Gerard Casamayor del Bosque


Towards a Motivated Annotation Schema of Collocation Errors in Learner Corpora
Margarita Alonso Ramos | Leo Wanner | Orsolya Vincze | Gerard Casamayor del Bosque | Nancy Vázquez Veiga | Estela Mosqueira Suárez | Sabela Prieto González
Proceedings of the Seventh International Conference on Language Resources and Evaluation (LREC'10)
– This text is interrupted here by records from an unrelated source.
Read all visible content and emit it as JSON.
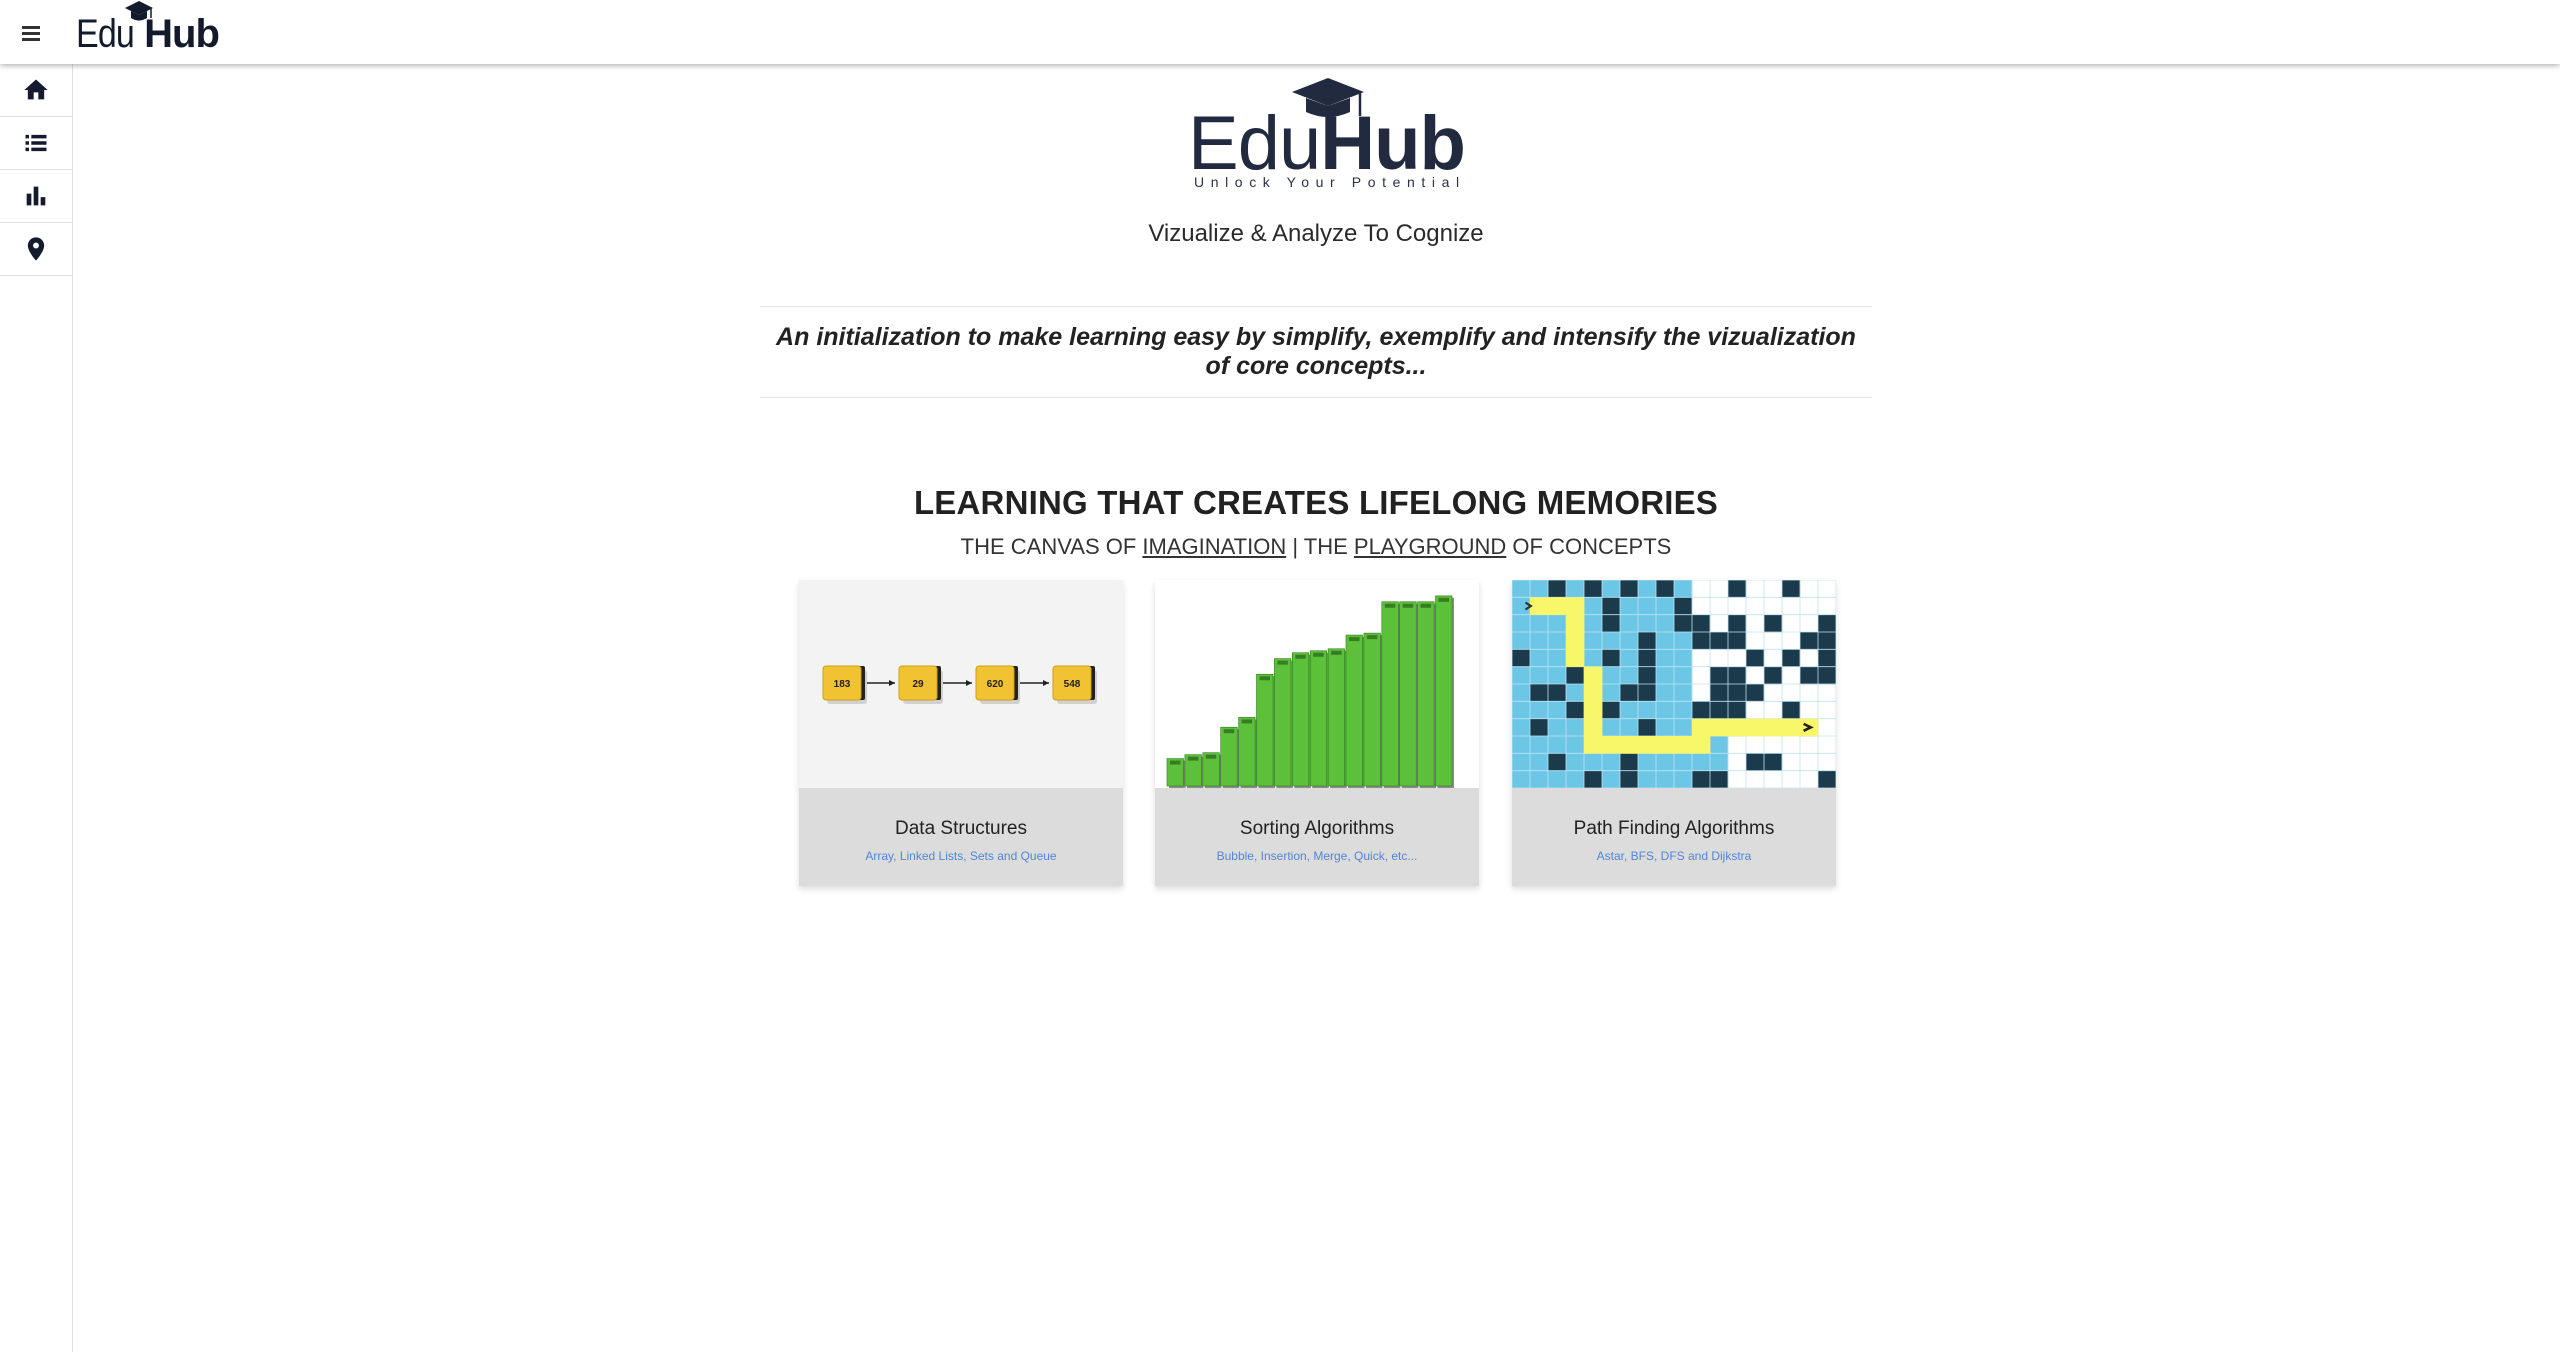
{
  "header": {
    "brand_light": "Edu",
    "brand_bold": "Hub",
    "menu_icon": "hamburger-menu-icon"
  },
  "sidebar": {
    "items": [
      {
        "name": "home",
        "icon": "home-icon"
      },
      {
        "name": "list",
        "icon": "list-icon"
      },
      {
        "name": "chart",
        "icon": "bar-chart-icon"
      },
      {
        "name": "location",
        "icon": "location-pin-icon"
      }
    ]
  },
  "hero": {
    "logo_light": "Edu",
    "logo_bold": "Hub",
    "logo_tagline": "Unlock Your Potential",
    "tagline": "Vizualize & Analyze To Cognize",
    "intro": "An initialization to make learning easy by simplify, exemplify and intensify the vizualization of core concepts..."
  },
  "section": {
    "headline": "LEARNING THAT CREATES LIFELONG MEMORIES",
    "sub_prefix": "THE CANVAS OF ",
    "sub_link1": "IMAGINATION",
    "sub_middle": " | THE ",
    "sub_link2": "PLAYGROUND",
    "sub_suffix": " OF CONCEPTS"
  },
  "cards": [
    {
      "title": "Data Structures",
      "subtitle": "Array, Linked Lists, Sets and Queue",
      "nodes": [
        "183",
        "29",
        "620",
        "548"
      ]
    },
    {
      "title": "Sorting Algorithms",
      "subtitle": "Bubble, Insertion, Merge, Quick, etc...",
      "bar_levels": [
        0.14,
        0.16,
        0.17,
        0.3,
        0.35,
        0.57,
        0.65,
        0.68,
        0.69,
        0.7,
        0.77,
        0.78,
        0.94,
        0.94,
        0.94,
        0.97
      ],
      "bar_color": "#5cc03b"
    },
    {
      "title": "Path Finding Algorithms",
      "subtitle": "Astar, BFS, DFS and Dijkstra"
    }
  ],
  "colors": {
    "accent_link": "#4f86d6",
    "node_fill": "#f1c232",
    "wall": "#1b3a4b",
    "visited": "#6cc6e6",
    "path": "#f8f76a"
  }
}
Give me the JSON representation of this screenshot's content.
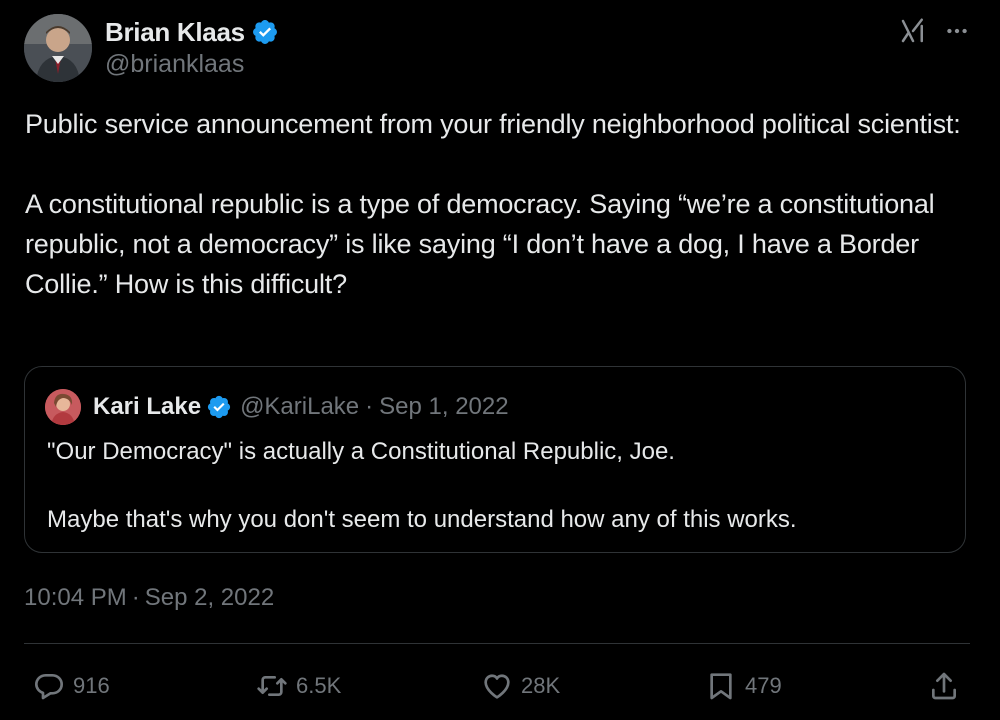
{
  "tweet": {
    "author_name": "Brian Klaas",
    "author_handle": "@brianklaas",
    "text_line1": "Public service announcement from your friendly neighborhood political scientist:",
    "text_line2": "A constitutional republic is a type of democracy. Saying “we’re a constitutional republic, not a democracy” is like saying “I don’t have a dog, I have a Border Collie.” How is this difficult?",
    "time": "10:04 PM",
    "date_sep": "·",
    "date": "Sep 2, 2022"
  },
  "quoted": {
    "author_name": "Kari Lake",
    "author_handle": "@KariLake",
    "sep": "·",
    "date": "Sep 1, 2022",
    "text_line1": "\"Our Democracy\" is actually a Constitutional Republic, Joe.",
    "text_line2": "Maybe that's why you don't seem to understand how any of this works."
  },
  "metrics": {
    "replies": "916",
    "reposts": "6.5K",
    "likes": "28K",
    "bookmarks": "479"
  },
  "icons": {
    "verified": "verified-badge-icon",
    "grok": "grok-icon",
    "more": "more-dots-icon",
    "reply": "reply-icon",
    "repost": "repost-icon",
    "like": "heart-icon",
    "bookmark": "bookmark-icon",
    "share": "share-icon"
  },
  "colors": {
    "background": "#000000",
    "text_primary": "#e7e9ea",
    "text_secondary": "#71767b",
    "verified_blue": "#1d9bf0",
    "border": "#2f3336"
  }
}
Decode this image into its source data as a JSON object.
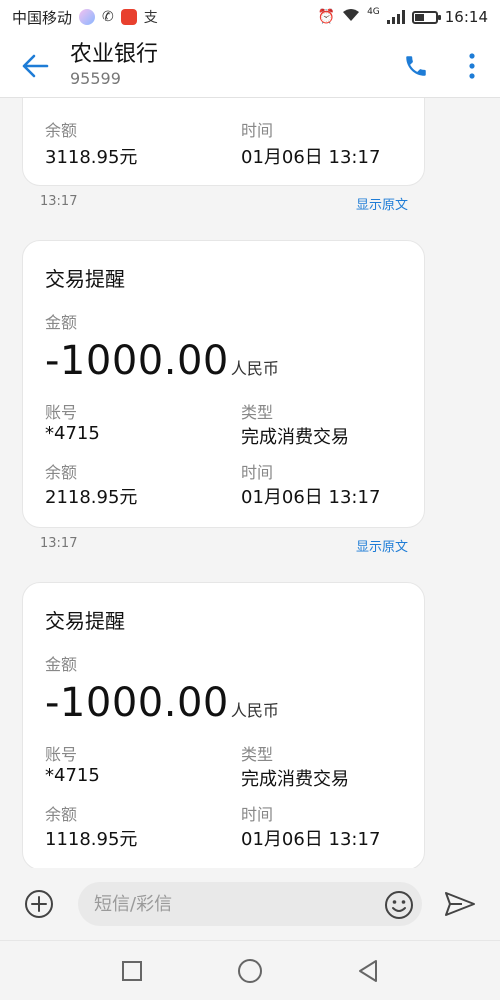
{
  "status_bar": {
    "carrier": "中国移动",
    "net_label": "4G",
    "time": "16:14",
    "battery_level": 0.45
  },
  "header": {
    "title": "农业银行",
    "subtitle": "95599"
  },
  "messages": [
    {
      "partial": true,
      "balance_label": "余额",
      "balance": "3118.95元",
      "time_label": "时间",
      "time": "01月06日 13:17",
      "timestamp": "13:17",
      "show_original": "显示原文"
    },
    {
      "title": "交易提醒",
      "amount_label": "金额",
      "amount": "-1000.00",
      "currency": "人民币",
      "account_label": "账号",
      "account": "*4715",
      "type_label": "类型",
      "type": "完成消费交易",
      "balance_label": "余额",
      "balance": "2118.95元",
      "time_label": "时间",
      "time": "01月06日 13:17",
      "timestamp": "13:17",
      "show_original": "显示原文"
    },
    {
      "title": "交易提醒",
      "amount_label": "金额",
      "amount": "-1000.00",
      "currency": "人民币",
      "account_label": "账号",
      "account": "*4715",
      "type_label": "类型",
      "type": "完成消费交易",
      "balance_label": "余额",
      "balance": "1118.95元",
      "time_label": "时间",
      "time": "01月06日 13:17"
    }
  ],
  "composer": {
    "placeholder": "短信/彩信"
  },
  "colors": {
    "accent": "#1e7cd6",
    "background": "#f4f4f4"
  }
}
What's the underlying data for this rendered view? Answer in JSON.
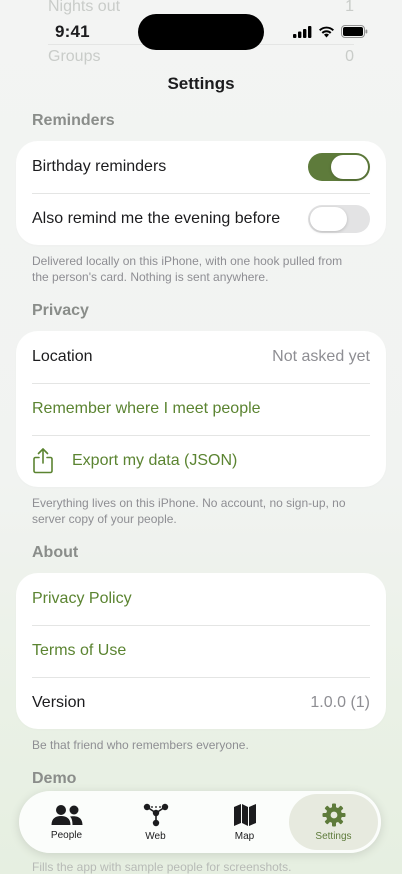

Collocations play a significant role in second language acquisition. In order to be able to offer efficient support to learners, an NLP-based CALL environment for learning collocations should be based on a representative collocation error annotated learner corpus. However, so far, no theoretically-motivated collocation error tag set is available. Existing learner corpora tag collocation errors simply as “lexical errors” ― which is clearly insufficient given the wide range of different collocation errors that the learners make. In this paper, we present a fine-grained three-dimensional typology of collocation errors that has been derived in an empirical study from the learner corpus CEDEL2 compiled by a team at the Autonomous University of Madrid. The first dimension captures whether the error concerns the collocation as a whole or one of its elements; the second dimension captures the language-oriented error analysis, while the third exemplifies the interpretative error analysis. To facilitate a smooth annotation along this typology, we adapted Knowtator, a flexible off-the-shelf annotation tool implemented as a Protégé plugin.